Glastonbury is a small Somerset town with a great past. Its abbey, perhaps the oldest Marian shrine in the country, once had not only one of England’s grandest churches but a formidable array of saintly relics which brought pilgrims from far and wide. It also had the tomb of King Arthur. Since the beginning of the last century, long before its name because synonymous with the nearby long-running and successful music festival, it had also been one of the principal centres in the country for alternative society and specifically of neo-paganism, largely a bogus amalgam of invented beliefs, which purports to bring back the “old” pre-Christian religion to the land. Few, if any, English country towns can boast a “goddess temple” or so many shops selling witches’ brooms.
Driving into Glastonbury recently the town seemed illuminated with festive colour– beautiful lights, attractive shop windows and an abundance of greenery. On foot, a different picture emerged. Among all the confusing images – a statue of the Buddha with a Father Christmas hat remains in my mind – there was little or no reference to the Christian heritage of this once holy place and this once Christian country. Luckily, the great late medieval Somerset tower of the parish church of St John the Baptist still dominates the shopping centre but it looks, and probably is, embattled.
Glastonbury is only an extreme example of a national trend. Across the country there are many “seasonal” decorations, most of them intended to persuade shoppers to part with their cash – not an easy thing to do in these economically chal lenged times. Their theme is rarely Christian and seems generally to refer to a media exploitation of “the winter festival” – the film Arthur Christmas this year – or to the reindeers supporting an often absent Santa.

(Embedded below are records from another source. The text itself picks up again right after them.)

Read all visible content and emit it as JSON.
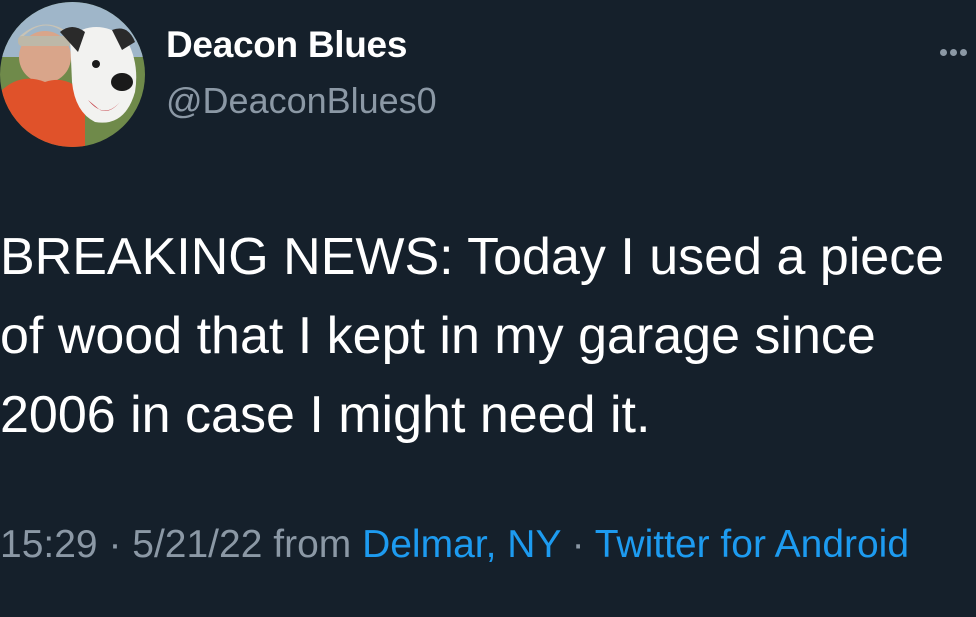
{
  "user": {
    "display_name": "Deacon Blues",
    "handle": "@DeaconBlues0",
    "avatar_icon": "profile-photo-man-with-dog"
  },
  "menu": {
    "icon": "more-horizontal-icon"
  },
  "tweet": {
    "text": "BREAKING NEWS: Today I used a piece of wood that I kept in my garage since 2006 in case I might need it."
  },
  "meta": {
    "time": "15:29",
    "sep1": " · ",
    "date": "5/21/22",
    "from": " from ",
    "location": "Delmar, NY",
    "sep2": " · ",
    "source": "Twitter for Android"
  },
  "colors": {
    "background": "#15202b",
    "secondary_text": "#8b98a5",
    "link": "#1d9bf0"
  }
}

It is easy to say – and preachers and pundits will do this yet again this year that what we need to do is to bring Christ back into Christmas. The recent success of certain culturally Christian exhibitions in London and elsewhere, and their related merchandise, has seen to it that Christmas cards, still on sale in huge numbers despite the IT revolution and the slow death of the postal service, are once again available with Christian content. We have even here, however, to be cautious. The images of Christmas presented by the masters of late medieval and Renaissance art are of a European Nativity, designer mangers in marginal landscapes. I like receiving – and sending – Christmas cards and I always try to despatch “holy ones” even if at times I am tempted to send a funny one, growing in number (and vulgarity) each year. And yet, what message do such cards suggest: good taste, a smug western view of the birth of Christ, or a true sense of the awe and wonder of the Christmas event?
During Advent we celebrate Christmas in anticipation, and for many Christmas Day is really the day for taking down the cards and putting away the decorations. The Twelve Days of Christmas reflecting on the Mystery of the Incarnation have been replaced by months of preparation for a day soon overtaken by New Year delights. It is difficult not to accommodate ourselves to the prevailing climate and too often if we suggest “waiting for Christmas” or keeping Advent as Advent we are accused of being a Scrooge or attempting, God forbid, to bring religion into Christmas.
What we need to do it to rediscover in ourselves and in our families and parish communities the true happiness of Christmas and the transforming power of the Incarnation. We need to listen carefully to the words of the Gospel and to dwell on them in our hearts, ensuring that the clarity of the message is not lost in translation. All the world rejoices and God is glorified in all things, charging them with His love. God’s love for us, his creatures, is so great that He gives us His only son who leads us, through suffering and death as well as the good things of life, to the fullness of new life in the Resurrection. The true joy that this message brings is particularly important this year when so many of us face a troubled and uncertain future. Christ came to us in the birth of Jesus, presumably in poverty, his mother cramped and uncomfortable in rented accommodation, born among the animals.
What we celebrate in Christ is man reborn to a fuller life making sense of Creation and bringing to it a purpose and an end. If that Christ child can be born again in us, whoever we are and whatever our circumstances, we will truly celebrate Christmas. It should be a time less about comfort and more about joy.
Let our Christmas Gloria echo the song of the angels!